Series: Manufracture
Title: RAM-Tetraeder: Steam
Year: 2017
Medium: video | 2-channel or 4-channel video
Duration: 3 min 22 sec (video), variable (installation)
Venue: gr_und, Berlin, Germany
RAM-Tetraeder: Steam is a multi-channel video based on footage I shot in 2016 while visiting the Tetraeder, a giant steel pyramid sculpture that stands on top of a hill in Bottrop, Germany. During this trip to visit the Ruhr area, a post-industrial region in Germany, I reimagined my father’s memory of his former factory suddenly closing due to a catastrophic fire, as well as the relationship between I and my father that often feels something is missing. This video conveys the process of searching for something that does not seem to exist and my attempt to reconstruct the existing memories.

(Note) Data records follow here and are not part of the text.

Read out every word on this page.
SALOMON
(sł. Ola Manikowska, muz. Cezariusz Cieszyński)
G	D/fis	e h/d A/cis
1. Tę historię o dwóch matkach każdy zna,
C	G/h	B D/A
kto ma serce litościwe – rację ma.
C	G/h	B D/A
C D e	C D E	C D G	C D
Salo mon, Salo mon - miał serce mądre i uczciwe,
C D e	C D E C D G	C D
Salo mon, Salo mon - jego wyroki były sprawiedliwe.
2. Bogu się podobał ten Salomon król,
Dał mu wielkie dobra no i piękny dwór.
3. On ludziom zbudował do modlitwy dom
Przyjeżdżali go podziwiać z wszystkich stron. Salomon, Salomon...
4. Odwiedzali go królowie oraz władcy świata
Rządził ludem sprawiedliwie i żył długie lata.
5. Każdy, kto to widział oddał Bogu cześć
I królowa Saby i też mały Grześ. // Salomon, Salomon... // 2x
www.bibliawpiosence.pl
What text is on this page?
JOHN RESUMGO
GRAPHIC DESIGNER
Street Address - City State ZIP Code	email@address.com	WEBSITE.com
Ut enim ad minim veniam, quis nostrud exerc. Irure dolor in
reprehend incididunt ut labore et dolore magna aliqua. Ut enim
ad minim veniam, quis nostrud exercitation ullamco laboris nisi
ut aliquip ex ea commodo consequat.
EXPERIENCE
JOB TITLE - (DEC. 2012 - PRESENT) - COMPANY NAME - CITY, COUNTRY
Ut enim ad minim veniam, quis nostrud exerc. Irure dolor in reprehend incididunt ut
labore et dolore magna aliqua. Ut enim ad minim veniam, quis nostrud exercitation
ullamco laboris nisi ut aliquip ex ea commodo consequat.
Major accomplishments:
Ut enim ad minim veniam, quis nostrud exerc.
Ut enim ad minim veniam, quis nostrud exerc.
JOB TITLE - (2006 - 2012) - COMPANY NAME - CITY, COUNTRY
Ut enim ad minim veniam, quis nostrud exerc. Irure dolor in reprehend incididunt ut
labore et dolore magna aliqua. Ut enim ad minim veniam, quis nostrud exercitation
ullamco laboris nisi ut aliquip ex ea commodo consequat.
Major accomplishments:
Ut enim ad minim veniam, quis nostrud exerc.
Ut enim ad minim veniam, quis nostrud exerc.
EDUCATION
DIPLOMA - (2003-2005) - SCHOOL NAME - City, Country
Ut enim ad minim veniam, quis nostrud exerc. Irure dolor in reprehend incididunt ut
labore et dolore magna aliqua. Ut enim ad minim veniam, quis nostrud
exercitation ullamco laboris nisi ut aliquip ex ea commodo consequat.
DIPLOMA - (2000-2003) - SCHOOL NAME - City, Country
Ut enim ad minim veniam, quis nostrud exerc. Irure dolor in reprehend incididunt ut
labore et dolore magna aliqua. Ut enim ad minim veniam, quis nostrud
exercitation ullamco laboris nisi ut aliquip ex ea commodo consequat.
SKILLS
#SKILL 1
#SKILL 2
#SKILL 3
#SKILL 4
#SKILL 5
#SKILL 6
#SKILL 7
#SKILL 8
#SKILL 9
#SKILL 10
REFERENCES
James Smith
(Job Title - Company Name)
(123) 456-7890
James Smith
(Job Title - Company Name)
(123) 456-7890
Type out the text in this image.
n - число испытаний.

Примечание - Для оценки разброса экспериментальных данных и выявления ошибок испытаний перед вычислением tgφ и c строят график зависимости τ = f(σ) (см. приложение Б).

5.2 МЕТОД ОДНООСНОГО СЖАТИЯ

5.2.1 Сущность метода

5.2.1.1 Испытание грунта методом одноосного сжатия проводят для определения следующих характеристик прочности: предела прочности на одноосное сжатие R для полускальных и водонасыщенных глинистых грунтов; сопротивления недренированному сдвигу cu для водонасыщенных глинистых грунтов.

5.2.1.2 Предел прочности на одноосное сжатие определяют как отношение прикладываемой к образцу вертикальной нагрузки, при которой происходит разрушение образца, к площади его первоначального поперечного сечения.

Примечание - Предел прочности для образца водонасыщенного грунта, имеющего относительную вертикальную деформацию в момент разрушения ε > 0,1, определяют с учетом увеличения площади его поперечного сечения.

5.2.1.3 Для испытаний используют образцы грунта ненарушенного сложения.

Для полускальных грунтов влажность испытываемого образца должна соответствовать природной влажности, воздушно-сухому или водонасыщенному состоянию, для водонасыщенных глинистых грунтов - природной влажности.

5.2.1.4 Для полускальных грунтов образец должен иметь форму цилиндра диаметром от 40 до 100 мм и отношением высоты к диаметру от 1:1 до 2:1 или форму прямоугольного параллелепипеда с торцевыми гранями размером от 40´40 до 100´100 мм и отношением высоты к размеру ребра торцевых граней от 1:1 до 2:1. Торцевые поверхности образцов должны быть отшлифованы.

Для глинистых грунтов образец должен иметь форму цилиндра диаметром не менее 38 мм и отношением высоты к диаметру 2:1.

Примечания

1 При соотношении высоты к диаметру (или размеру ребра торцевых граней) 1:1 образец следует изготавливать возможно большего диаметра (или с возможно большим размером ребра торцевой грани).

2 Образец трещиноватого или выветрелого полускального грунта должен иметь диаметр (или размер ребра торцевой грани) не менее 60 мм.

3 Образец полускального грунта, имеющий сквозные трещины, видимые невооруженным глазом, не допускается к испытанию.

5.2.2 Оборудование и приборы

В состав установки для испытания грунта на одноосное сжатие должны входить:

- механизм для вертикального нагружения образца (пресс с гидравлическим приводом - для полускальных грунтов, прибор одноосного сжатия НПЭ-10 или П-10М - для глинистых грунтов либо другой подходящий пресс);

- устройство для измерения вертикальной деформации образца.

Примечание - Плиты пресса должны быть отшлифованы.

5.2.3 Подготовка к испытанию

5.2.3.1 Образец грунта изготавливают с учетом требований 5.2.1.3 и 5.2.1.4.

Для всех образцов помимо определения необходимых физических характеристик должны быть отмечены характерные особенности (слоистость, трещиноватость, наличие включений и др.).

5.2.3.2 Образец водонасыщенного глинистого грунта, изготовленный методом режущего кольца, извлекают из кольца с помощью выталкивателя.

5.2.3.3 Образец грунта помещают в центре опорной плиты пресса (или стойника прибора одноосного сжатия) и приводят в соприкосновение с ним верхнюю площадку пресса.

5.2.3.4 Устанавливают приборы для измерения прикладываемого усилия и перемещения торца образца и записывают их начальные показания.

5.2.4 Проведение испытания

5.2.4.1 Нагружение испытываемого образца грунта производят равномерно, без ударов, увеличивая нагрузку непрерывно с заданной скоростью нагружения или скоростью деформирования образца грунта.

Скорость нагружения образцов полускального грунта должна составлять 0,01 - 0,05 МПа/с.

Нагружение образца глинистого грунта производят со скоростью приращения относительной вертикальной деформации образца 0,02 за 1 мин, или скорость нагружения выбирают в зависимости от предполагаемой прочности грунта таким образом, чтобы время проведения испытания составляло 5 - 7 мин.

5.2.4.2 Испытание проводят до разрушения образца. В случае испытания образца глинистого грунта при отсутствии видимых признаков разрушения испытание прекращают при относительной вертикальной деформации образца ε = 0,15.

While sitting on top of a hill in Bottrop and looking at the sky, I saw large amounts of steam billowing into the sky from the factories hidden down below. From the hill, it was almost a salient moment, but the event appears violent and abrupt. This scene reminded me of the smoke coming out of my father’s factory during that midnight fire several years ago. Whether the steam or the smoke, it mirrors the strong emotions that burst out during the arguments I had with my father in the past.
When recording this steam event on the hill, I employed digital cameras to spontaneously record my point of view while browsing through the scenery. At the moment, those digital devices became essential to my thinking process, and, eventually, embedded into my body as a sensation during moments of receiving or recalling memories of the scene. Through editing and reconstructing a new narration from the collected footage, my memories towards the silent and abrupt scene have become fuzzy and dispersed, just like the end of the steam.